Why does the return type need to imply transformation and why is "validation" here always read-only? No-op function will return the exact same value you give it (in other words, identity transformation), and Java & Javascript procedures never guarantee a read-only operation.

22. 12_throw_away ◴[07 Sep 25 20:36 UTC] No.45161894{3}[source]▶

>>45161323 #

> To do that you need to represent the invalid configuration as a type

Right - and one thing that keeps coming up for me is that, if you want to maintain complex invariants, it's quite natural to express them in terms of the domain object itself (or maybe, ugh, a DTO with the same fields), rather than in terms of input constraints.

23. geon ◴[07 Sep 25 23:10 UTC] No.45163050{3}[source]▶

>>45161323 #

Sure. Then you return that validated data structure from the parsing function and never touch the invalid data structure again. That's exactly what "Parse, don't validate" means.

24. geon ◴[07 Sep 25 23:16 UTC] No.45163088[source]▶

>>45154791 #

This might be a clearer phrasing: "Parse and validate ONCE AND FOR ALL, instead of sprinkling validation everywhere you need to access the data."

But I suppose it isn't as catchy.

25. antonvs ◴[09 Sep 25 05:44 UTC] No.45177851[source]▶

>>45154791 #

> Someone is doing that validation.

The difference is (a) where and how validation happens, and (b) the type of the final result.

A parser is a function producing structured values - values of some type, usually different from the input type. In contrast, a validator is a predicate that only checks constraints on existing values.

For example, a parser can parse an email address into a variable of type EmailAddress. If the parser succeeds at doing that, assuming you're using a language with a decent type system, you now have a variable which is statically guaranteed to be an email address - not a string which you have to trust has passed validation at some point in the past.

This is part of the "Make illegal states unrepresentable" approach which allows for static debugging - debugging your code at compile time. It's a very powerful way to produce reliable systems with robust, statically proven guarantees.

But as Alexis King (who coined the phrase "Parse, don't validate") wrote, "Unless you already know what type-driven design is, my catchy slogan probably doesn’t mean all that much to you."

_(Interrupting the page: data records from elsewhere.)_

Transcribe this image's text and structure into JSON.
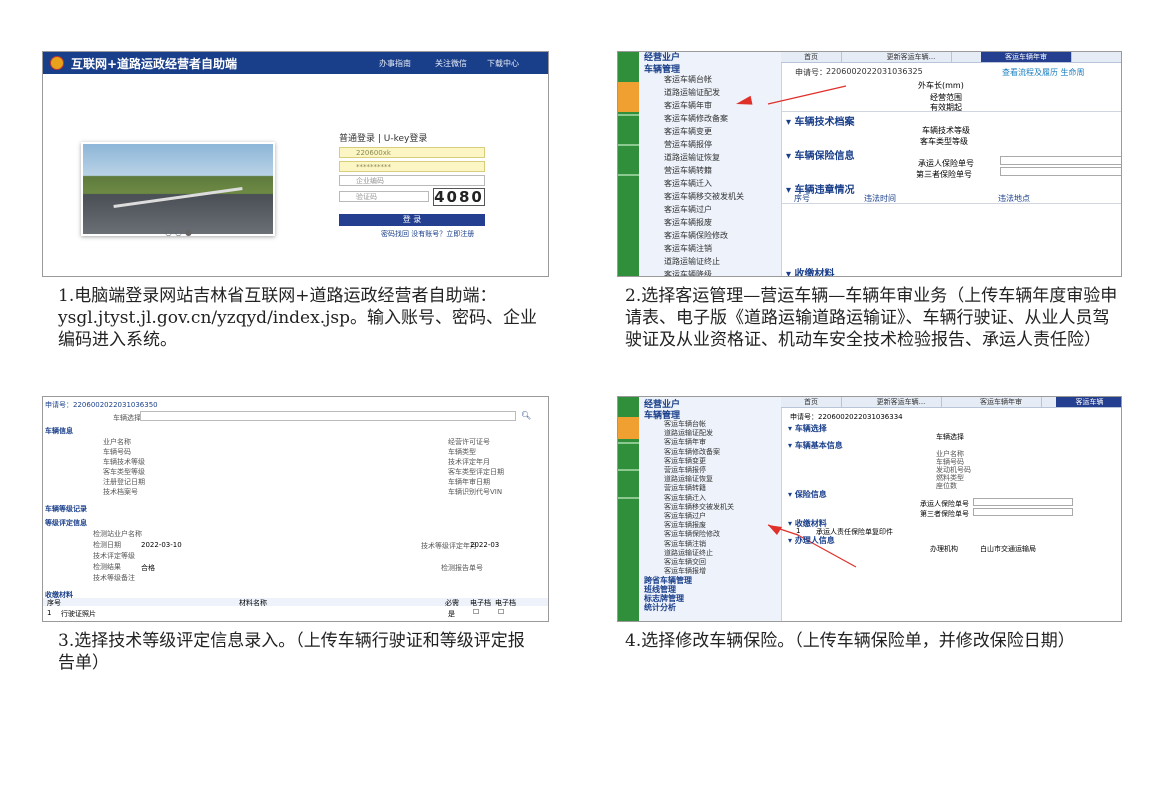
{
  "panel1": {
    "header_title": "互联网+道路运政经营者自助端",
    "nav": [
      "办事指南",
      "关注微信",
      "下载中心"
    ],
    "login_tabs": "普通登录 | U-key登录",
    "username_value": "220600xk",
    "password_value": "**********",
    "org_code_placeholder": "企业编码",
    "captcha_placeholder": "验证码",
    "captcha_value": "4080",
    "login_button": "登 录",
    "forgot_links": "密码找回 没有账号？立即注册",
    "caption": "1.电脑端登录网站吉林省互联网+道路运政经营者自助端：ysgl.jtyst.jl.gov.cn/yzqyd/index.jsp。输入账号、密码、企业编码进入系统。"
  },
  "panel2": {
    "menu_group_top": "经营业户",
    "menu_group": "车辆管理",
    "menu_items": [
      "客运车辆台帐",
      "道路运输证配发",
      "客运车辆年审",
      "客运车辆修改备案",
      "客运车辆变更",
      "营运车辆报停",
      "道路运输证恢复",
      "营运车辆转籍",
      "客运车辆迁入",
      "客运车辆移交被发机关",
      "客运车辆过户",
      "客运车辆报废",
      "客运车辆保险修改",
      "客运车辆注销",
      "道路运输证终止",
      "客运车辆降级"
    ],
    "tabs": [
      "首页",
      "更新客运车辆...",
      "客运车辆年审"
    ],
    "request_no_label": "申请号：",
    "request_no": "220600202203103632​5",
    "view_link": "查看流程及履历  生命周",
    "fields": [
      "外车长(mm)",
      "经营范围",
      "有效期起"
    ],
    "sections": [
      "车辆技术档案",
      "车辆保险信息",
      "车辆违章情况",
      "收缴材料"
    ],
    "tech_fields": [
      "车辆技术等级",
      "客车类型等级"
    ],
    "ins_fields": [
      "承运人保险单号",
      "第三者保险单号"
    ],
    "violation_cols": [
      "序号",
      "违法时间",
      "违法地点"
    ],
    "caption": "2.选择客运管理—营运车辆—车辆年审业务（上传车辆年度审验申请表、电子版《道路运输道路运输证》、车辆行驶证、从业人员驾驶证及从业资格证、机动车安全技术检验报告、承运人责任险）"
  },
  "panel3": {
    "request_no": "申请号：220600202203103635​0",
    "vehicle_select": "车辆选择",
    "sec_vehicle": "车辆信息",
    "left_fields": [
      "业户名称",
      "车辆号码",
      "车辆技术等级",
      "客车类型等级",
      "注册登记日期",
      "技术档案号"
    ],
    "right_fields": [
      "经营许可证号",
      "车辆类型",
      "技术评定年月",
      "客车类型评定日期",
      "车辆年审日期",
      "车辆识别代号VIN"
    ],
    "sec_record": "车辆等级记录",
    "sec_eval": "等级评定信息",
    "eval_fields": [
      "检测站业户名称",
      "检测日期",
      "技术评定等级",
      "检测结果",
      "技术等级备注"
    ],
    "eval_date": "2022-03-10",
    "eval_result": "合格",
    "eval_month_label": "技术等级评定年月",
    "eval_month": "2022-03",
    "report_no_label": "检测报告单号",
    "sec_materials": "收缴材料",
    "mat_cols": [
      "序号",
      "材料名称",
      "必需",
      "电子档",
      "电子档"
    ],
    "mat_row_no": "1",
    "mat_row_name": "行驶证照片",
    "mat_row_req": "是",
    "caption": "3.选择技术等级评定信息录入。（上传车辆行驶证和等级评定报告单）"
  },
  "panel4": {
    "menu_group_top": "经营业户",
    "menu_group": "车辆管理",
    "menu_items": [
      "客运车辆台帐",
      "道路运输证配发",
      "客运车辆年审",
      "客运车辆修改备案",
      "客运车辆变更",
      "营运车辆报停",
      "道路运输证恢复",
      "营运车辆转籍",
      "客运车辆迁入",
      "客运车辆移交被发机关",
      "客运车辆过户",
      "客运车辆报废",
      "客运车辆保险修改",
      "客运车辆注销",
      "道路运输证终止",
      "客运车辆交回",
      "客运车辆报增"
    ],
    "bottom_groups": [
      "跨省车辆管理",
      "班线管理",
      "标志牌管理",
      "统计分析"
    ],
    "tabs": [
      "首页",
      "更新客运车辆...",
      "客运车辆年审",
      "客运车辆"
    ],
    "request_no": "申请号：220600202203103633​4",
    "sections": [
      "车辆选择",
      "车辆基本信息",
      "保险信息",
      "收缴材料",
      "办理人信息"
    ],
    "vehicle_select": "车辆选择",
    "basic_fields": [
      "业户名称",
      "车辆号码",
      "发动机号码",
      "燃料类型",
      "座位数"
    ],
    "ins_fields": [
      "承运人保险单号",
      "第三者保险单号"
    ],
    "mat_no": "1",
    "mat_name": "承运人责任保险单复印件",
    "handler_label": "办理机构",
    "handler_value": "白山市交通运输局",
    "caption": "4.选择修改车辆保险。（上传车辆保险单，并修改保险日期）"
  },
  "colors": {
    "brand": "#1a3f8a",
    "sidebar": "#2f8f3a",
    "accent": "#f0a030",
    "arrow": "#e0302a"
  }
}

26. hdjrudni ◴[10 Sep 25 05:12 UTC] No.45193575{5}[source]▶

>>45160080 #

I don't think that's what people are talking about when they say types. They're talking about TypeScript types, not mental models of object structure.

27. hdjrudni ◴[10 Sep 25 05:14 UTC] No.45193593{5}[source]▶

>>45156099 #

Don't get me wrong, I love TypeScript types. And if I didn't have TypeScript, I'd use jsdoc.

I'm just saying that TypeScript and jsdoc don't actually do any runtime enforcement. It's important that the library does that part, with or without types.